Es läuft bei Rapid.

© APA/GEORG HOCHMUTH

Aufsteiger
12/08/2013

Die geheimnisvolle Kraftquelle von Rapid

Athletik-Coach Steinbichler machte Rapid zum fittesten Team. Heute soll es der WAC spüren.

von Alexander Huber

Das Motto war eindeutig. „Jeder Spieler soll die klassischen Rapid-Tugenden wieder 90 Minuten lang umsetzen können – nicht nur wollen“, erklärte das Trainerteam zum Amtsantritt vor knapp acht Monaten. Nach der ersten Saisonhälfte fällt die Antwort ebenso eindeutig: Aufgabe erfüllt. Rapid ist in der Rapid-Viertelstunde zur klar erfolgreichsten Mannschaft aufgestiegen.

Sollte heute im Lavanttal gegen den WAC (16.30 Uhr, ORFeins, Sky live) nicht nur die bessere Standfestigkeit oder gar Eislauf-Fähigkeit entscheiden, sondern auch das größere Kraftreservoir, könnten die Hütteldorfer ihren Angstgegner im siebenten Versuch erstmals besiegen. Ein Mann, der daran großen Anteil hat, macht sich in der Öffentlichkeit rar: Alexander Steinbichler. Erst nach Rücksprache mit Cheftrainer Zoran Barisic erlaubt der Athletik-Trainer, dass er im KURIER auch zitiert wird.
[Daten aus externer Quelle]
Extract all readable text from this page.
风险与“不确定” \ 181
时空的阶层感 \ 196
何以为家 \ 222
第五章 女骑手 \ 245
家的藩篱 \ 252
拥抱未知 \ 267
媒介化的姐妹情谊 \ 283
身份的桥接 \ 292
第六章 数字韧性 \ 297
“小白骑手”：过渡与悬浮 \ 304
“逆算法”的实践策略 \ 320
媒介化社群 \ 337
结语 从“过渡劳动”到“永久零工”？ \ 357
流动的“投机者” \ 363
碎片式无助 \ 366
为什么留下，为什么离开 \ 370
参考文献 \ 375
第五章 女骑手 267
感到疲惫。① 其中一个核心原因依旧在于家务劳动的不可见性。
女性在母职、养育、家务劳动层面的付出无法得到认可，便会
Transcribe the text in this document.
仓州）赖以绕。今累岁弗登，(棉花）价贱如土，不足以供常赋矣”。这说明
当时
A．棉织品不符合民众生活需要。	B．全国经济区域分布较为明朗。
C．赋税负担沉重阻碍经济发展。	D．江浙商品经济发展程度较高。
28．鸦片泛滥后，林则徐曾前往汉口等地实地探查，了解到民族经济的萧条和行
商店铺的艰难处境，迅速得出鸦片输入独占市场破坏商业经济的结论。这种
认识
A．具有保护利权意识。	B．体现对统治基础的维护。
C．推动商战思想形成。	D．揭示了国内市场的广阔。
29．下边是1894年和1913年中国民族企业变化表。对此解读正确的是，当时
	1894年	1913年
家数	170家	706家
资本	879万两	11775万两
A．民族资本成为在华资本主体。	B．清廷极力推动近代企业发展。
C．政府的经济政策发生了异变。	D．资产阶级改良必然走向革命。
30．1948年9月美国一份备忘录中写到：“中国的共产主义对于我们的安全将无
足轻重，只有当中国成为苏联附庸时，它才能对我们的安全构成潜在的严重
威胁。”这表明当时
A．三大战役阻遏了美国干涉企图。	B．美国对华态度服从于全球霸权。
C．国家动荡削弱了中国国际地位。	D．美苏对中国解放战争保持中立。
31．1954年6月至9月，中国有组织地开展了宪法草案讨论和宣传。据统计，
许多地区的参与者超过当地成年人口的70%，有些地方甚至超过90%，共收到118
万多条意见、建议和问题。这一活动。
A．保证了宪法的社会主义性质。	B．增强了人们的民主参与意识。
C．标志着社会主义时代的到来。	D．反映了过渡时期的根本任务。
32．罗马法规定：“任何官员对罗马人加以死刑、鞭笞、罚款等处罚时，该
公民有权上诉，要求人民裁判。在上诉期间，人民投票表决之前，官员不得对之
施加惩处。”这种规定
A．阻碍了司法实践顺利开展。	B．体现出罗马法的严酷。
Der 36-jährige Familienvater ist der ruhigste im fünfköpfigen Trainerteam. „Ich bin sicher kein Peitschenknaller. Ich versuche, die Spieler mit Argumenten zu überzeugen. Wobei sie ohnehin schon erkannt haben, dass sie langfristig nur Erfolg haben können, wenn sie voll mitziehen. Und das tun sie seit dem ersten Tag“, sagt Steinbichler über seine Arbeitsweise, in der Athletik-Übungen eine größere Rolle spielen als endlose Läufe.

Zwei Fürsprecher

Dass der frühere Reha-Trainer am Rosenhügel („Diese andere Sichtweise hilft mir jetzt bei den Kickern“) im April überhaupt von den Amateuren zu den Profis befördert wurde, liegt an Barisic und Co-Trainer Jancker. „Zoki und Carsten haben auf mich eingeredet, dass sie Alex unbedingt in ihrem Team haben müssten. Ich war unsicher, weil er keinerlei Erfahrung mit Profis hatte. Aber nach einem längeren Gespräch mit ihm wusste ich, was die beiden meinen“, erzählt Sportdirektor Helmut Schulte über Steinbichlers rasanten Aufstieg.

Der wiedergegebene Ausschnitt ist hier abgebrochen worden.